Naturalmente, accusare la Banca per tutti i mali della moneta unica è ingeneroso. Di più: è sbagliato. Se la Bce ha compiuto errori di comunicazione, i governi di Euroland hanno fatto errori di sostanza.

Michel Camdessus, direttore generale uscente del Fondo monetario, ha accusato i governi europei di non aver fatto le riforme fiscali e strutturali necessarie a liberare l’economia del continente.

Ci vorrà tempo perchè le decisioni del vertice europeo di Lisbona si trasformino in fatti concreti, e comunque le timide aperture alla flessibilità e alla web economy appaiono inadeguate e tardive.

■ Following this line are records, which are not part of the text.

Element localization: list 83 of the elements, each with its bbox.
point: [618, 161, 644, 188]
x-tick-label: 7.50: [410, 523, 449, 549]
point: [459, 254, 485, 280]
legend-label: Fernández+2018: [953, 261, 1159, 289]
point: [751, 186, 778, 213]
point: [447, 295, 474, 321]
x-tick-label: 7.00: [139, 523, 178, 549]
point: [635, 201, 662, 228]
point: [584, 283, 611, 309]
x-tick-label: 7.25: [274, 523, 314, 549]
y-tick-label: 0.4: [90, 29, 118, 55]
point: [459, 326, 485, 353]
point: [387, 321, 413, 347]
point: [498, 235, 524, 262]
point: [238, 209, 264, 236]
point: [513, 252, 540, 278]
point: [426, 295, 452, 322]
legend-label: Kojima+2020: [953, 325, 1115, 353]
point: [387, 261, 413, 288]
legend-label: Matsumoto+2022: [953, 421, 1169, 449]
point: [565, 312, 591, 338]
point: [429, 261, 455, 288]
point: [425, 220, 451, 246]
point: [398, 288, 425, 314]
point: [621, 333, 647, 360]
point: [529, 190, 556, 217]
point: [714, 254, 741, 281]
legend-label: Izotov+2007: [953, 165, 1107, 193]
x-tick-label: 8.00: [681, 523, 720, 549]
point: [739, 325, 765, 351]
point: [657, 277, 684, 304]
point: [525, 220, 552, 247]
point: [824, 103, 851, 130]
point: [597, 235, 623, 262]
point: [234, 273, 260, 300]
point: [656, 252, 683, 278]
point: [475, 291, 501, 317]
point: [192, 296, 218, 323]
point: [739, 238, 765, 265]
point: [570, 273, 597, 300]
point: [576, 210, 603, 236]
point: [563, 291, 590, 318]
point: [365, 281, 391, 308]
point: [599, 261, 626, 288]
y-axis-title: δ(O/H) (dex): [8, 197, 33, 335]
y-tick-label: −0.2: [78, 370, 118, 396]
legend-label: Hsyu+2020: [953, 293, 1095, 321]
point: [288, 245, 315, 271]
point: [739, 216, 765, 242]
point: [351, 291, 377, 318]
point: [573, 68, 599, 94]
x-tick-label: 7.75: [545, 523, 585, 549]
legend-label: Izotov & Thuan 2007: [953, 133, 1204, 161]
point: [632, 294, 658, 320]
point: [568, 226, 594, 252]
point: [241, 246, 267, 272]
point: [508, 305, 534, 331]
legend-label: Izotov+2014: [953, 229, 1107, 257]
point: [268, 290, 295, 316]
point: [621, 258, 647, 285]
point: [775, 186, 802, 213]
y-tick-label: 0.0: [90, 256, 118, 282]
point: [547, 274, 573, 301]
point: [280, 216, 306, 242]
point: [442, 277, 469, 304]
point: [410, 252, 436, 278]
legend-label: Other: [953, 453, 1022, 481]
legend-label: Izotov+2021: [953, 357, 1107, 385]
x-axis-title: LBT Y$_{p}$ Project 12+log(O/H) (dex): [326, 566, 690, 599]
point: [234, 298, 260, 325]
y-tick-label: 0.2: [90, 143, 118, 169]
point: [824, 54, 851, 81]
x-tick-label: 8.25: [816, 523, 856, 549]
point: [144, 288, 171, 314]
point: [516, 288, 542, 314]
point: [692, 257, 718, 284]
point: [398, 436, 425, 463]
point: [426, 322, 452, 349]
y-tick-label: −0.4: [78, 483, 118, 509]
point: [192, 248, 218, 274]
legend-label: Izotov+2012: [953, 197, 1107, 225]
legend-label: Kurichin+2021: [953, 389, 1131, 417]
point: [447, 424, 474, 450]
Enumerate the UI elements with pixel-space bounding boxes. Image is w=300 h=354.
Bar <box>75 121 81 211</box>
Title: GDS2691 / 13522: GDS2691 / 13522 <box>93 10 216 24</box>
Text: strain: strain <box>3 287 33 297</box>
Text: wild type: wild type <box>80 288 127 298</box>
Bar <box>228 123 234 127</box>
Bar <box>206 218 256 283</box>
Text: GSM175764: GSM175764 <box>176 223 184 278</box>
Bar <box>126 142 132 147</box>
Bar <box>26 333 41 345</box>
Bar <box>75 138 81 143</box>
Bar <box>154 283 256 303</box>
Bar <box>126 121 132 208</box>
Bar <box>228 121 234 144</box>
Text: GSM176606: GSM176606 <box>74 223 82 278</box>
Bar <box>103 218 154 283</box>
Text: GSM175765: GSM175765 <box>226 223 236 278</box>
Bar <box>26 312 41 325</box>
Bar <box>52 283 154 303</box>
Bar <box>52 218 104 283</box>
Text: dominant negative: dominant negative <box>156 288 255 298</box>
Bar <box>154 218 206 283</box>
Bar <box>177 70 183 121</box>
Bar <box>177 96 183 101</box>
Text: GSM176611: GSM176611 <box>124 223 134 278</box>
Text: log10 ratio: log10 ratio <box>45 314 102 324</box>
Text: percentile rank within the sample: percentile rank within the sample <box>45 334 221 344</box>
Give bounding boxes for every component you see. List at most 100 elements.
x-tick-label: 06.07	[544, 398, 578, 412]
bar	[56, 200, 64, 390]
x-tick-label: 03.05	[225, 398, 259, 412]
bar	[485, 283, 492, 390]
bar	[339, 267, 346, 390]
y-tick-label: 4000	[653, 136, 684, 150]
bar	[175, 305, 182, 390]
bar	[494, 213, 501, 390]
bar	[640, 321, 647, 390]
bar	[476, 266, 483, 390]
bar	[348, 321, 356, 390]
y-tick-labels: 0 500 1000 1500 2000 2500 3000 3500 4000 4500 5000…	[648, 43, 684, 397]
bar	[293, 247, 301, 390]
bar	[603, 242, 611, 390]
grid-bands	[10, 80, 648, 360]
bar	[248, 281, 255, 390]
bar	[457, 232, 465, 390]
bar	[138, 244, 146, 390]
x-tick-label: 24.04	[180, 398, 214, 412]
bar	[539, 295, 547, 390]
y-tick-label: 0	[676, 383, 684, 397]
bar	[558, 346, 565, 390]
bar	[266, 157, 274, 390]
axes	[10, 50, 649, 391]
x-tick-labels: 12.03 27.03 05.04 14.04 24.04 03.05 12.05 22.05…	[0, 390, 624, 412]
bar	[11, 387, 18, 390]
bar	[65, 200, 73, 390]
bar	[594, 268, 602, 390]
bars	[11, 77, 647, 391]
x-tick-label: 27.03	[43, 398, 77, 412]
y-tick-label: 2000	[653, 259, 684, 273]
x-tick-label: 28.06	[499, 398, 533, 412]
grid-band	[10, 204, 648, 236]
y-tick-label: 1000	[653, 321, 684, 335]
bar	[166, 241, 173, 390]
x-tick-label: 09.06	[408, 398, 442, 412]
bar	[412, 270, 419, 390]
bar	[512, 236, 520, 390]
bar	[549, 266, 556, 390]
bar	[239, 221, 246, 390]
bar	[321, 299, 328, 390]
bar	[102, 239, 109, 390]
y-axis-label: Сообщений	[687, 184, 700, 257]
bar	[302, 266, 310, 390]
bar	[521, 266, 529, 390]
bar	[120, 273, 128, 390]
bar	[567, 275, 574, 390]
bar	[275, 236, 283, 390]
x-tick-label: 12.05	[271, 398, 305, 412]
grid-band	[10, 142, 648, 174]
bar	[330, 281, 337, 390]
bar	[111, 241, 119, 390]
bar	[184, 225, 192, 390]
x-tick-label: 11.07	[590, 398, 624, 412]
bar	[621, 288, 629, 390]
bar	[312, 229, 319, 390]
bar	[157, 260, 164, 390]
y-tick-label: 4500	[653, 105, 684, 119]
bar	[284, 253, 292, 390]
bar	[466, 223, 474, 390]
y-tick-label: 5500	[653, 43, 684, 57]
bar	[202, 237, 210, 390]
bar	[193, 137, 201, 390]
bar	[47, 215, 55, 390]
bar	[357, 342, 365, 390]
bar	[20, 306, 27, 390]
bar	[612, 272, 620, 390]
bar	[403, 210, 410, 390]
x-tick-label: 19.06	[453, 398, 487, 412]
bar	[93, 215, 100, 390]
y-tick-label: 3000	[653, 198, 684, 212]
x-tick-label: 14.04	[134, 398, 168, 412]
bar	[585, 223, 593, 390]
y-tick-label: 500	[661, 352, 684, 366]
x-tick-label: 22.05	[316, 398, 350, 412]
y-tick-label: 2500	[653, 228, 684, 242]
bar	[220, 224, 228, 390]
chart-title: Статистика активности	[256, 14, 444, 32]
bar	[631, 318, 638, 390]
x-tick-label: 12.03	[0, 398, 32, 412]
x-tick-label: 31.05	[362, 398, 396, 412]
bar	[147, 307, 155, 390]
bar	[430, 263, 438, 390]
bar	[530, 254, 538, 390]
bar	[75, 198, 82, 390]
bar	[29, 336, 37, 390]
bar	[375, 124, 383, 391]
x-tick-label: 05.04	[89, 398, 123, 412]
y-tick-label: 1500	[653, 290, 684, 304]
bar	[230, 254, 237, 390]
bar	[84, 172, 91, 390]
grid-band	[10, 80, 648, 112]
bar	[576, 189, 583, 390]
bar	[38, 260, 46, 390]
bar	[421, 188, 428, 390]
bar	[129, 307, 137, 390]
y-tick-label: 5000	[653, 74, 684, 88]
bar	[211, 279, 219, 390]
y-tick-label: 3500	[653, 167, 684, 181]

C’è di più. Manifestazioni come quella del Giubileo del lavoratori a Roma – con il loro contorno di dichiarazioni preoccupate rispetto ad alcune modernizzazioni – hanno senza dubbio un importante valore morale, ma pongono dubbi nel mondo laico e calvinista dei mercati internazionali.

L’Europa è vista ancora come un’area dei ‘pasti gratuiti’ in un mondo che ha da tempo abbandonato i free meals. Non è facile per i governi europei – soprattutto quelli dell’eurosinistra – barcamenarsi tra l’esigenza di modernizzazione e
liberalizzazione e il retaggio di un ampio, e ora inefficiente, welfare.

Così, non è facile per la Banca centrale europea portare avanti una politica monetaria credibile, tenendo ben ferma la barra del timone. Anche il miglior skipper, di fronte a continui salti di vento, ha difficoltà a mantenere la rotta.

Le contraddizioni fra una politica monetaria unica e le diverse politiche economiche dell’area euro rendono difficile la vita a Duisenberg che, per di più, non appare propriamente un Russel Coutts.